More than just a pretty picture
Figure 3: 3-depth
I am sure anyone familiar with Noughts and Crosses will know that the best places to go are the corners or the center. This can be seen in the visualisation as well where the corresponding regions of the image are more red, showing there are more opportunities to win.
In the 3-depth image (figure 3), there are also 4 distinctly blueish tiles. These represent the worst possible position for player 1 to be in after 3 turns. Try and see if you can work out what moves were played by examining the image.
Why a grid?
Grids offer a consistent layout which can be recursively applied to itself, which meets our fractal requirement. Noughts and crosses is a perfect example of this, as each tile can be divided equally into 9 at each step. As a result, regions of the image correspond directly to the same regions in the game's grid, so even a pixel's position has meaning.
If Noughts and Crosses looks this good, imagine how interesting chess would look? If you are anything like me, you will be having similar thoughts, but one step at a time! With the process we have so far, it is possible to create all manner of cool looking images without needing to change much and it's not just limited to games!
Visualising the 8 Queens problem
There is a famous chess puzzle which asks: How can 8 Queens (the piece, not the monarch) be placed on a chessboard, such that no queen is attacking another.
It turns out we can draw this too. Like with Noughts and Crosses it starts with a question: Where should I place my first Queen? Which tile gives me the most ways to complete this challenge?

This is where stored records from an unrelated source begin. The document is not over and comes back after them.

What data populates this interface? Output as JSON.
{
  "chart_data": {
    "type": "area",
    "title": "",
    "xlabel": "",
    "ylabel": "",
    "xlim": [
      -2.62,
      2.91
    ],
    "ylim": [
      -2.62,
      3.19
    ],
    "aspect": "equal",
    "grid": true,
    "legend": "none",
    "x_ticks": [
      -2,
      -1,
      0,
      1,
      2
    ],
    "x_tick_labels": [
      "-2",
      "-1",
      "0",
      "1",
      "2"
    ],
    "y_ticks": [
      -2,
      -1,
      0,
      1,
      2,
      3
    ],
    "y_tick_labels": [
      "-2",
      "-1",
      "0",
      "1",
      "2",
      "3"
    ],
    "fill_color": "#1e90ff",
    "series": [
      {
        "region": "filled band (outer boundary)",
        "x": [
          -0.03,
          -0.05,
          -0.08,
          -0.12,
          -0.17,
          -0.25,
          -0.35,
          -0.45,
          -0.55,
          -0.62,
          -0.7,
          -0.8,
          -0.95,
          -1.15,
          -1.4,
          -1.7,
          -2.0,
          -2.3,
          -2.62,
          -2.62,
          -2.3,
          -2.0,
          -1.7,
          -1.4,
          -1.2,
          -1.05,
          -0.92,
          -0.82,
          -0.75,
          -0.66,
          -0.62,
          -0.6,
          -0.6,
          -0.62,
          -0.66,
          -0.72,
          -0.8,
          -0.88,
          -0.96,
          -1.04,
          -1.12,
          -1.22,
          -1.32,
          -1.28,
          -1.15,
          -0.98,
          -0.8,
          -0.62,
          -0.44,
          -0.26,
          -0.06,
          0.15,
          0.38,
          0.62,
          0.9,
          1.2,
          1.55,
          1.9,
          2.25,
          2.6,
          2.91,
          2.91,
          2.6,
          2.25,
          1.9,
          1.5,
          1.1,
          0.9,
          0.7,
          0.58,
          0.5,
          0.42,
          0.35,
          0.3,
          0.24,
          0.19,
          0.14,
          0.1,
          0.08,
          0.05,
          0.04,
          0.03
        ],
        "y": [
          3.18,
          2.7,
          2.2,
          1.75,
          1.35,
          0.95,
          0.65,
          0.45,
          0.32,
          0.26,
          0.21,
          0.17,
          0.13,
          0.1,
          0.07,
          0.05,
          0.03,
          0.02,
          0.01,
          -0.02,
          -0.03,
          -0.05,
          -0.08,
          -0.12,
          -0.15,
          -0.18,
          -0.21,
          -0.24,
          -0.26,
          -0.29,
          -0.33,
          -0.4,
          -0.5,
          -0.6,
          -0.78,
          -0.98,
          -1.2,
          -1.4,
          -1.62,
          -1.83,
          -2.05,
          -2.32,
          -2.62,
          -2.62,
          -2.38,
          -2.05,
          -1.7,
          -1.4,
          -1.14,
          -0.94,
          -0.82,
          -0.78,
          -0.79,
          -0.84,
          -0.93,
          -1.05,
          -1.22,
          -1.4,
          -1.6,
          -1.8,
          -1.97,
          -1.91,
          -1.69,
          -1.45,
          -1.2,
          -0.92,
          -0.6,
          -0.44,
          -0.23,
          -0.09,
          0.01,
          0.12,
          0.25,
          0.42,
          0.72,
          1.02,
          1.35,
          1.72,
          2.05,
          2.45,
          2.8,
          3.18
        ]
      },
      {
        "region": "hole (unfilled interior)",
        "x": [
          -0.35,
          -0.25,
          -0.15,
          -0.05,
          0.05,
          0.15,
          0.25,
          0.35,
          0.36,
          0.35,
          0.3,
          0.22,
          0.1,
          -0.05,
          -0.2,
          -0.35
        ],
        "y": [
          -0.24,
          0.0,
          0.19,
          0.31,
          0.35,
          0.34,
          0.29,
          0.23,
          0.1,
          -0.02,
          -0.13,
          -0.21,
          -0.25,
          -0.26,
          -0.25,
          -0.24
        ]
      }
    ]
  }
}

Figure 4: Where should I place my Queen?
Figure 5: 2-depth
Figure 6: 3-depth
The question could be simplified by just asking if a queen can be placed in a tile at each step. This is synonymous with someone trying to solve this problem with brute force, placing each piece in a tile that looks fine until the 'Oops' moment when you realise this won't work 5 moves in. This can be drawn using a grey-scale where the lighter the colour is, the more queens you were able to place before you've either won or realised it won't work. The problem can also be generalised for any size of board and any type of chess piece...
Pieces's board for a 3x3 and 4x4 board size respectively
There is a lot more I could talk about on this subject and I plan to, but I hope this has explained the core concept.
The idea of the project was to 'see' a game (turns out also puzzles) through the eyes of a computer, but really the computer is just a tool to explore the game in various ways.
Visualising games as fractals closely mirrors how we actually reason about them - looking several moves ahead is illustrated by recursively 'peering' into each move and seeing what the situation looks like. Using grid-based games allows for an implementation that easily lends itself to being drawn as a fractal, while visually still making sense for the 'peering' analogy.
Another analogy that I like to use is one of looking at the surface of a lake while divers explore the depth and bring up their finds. A blank image would be the lake's surface and the algorithm used to explore the game would be the instructions given to the divers. In this way, it is possible to create animations of images being rendered in real-time, eventually showing patterns emerging from randomness as the computer performs more and more simulations.
In the next blog post I will talk about visualising one such 'diver instruction', the Min-Max algorithm, and how it is possible to visualise not just the game, but also how it is played.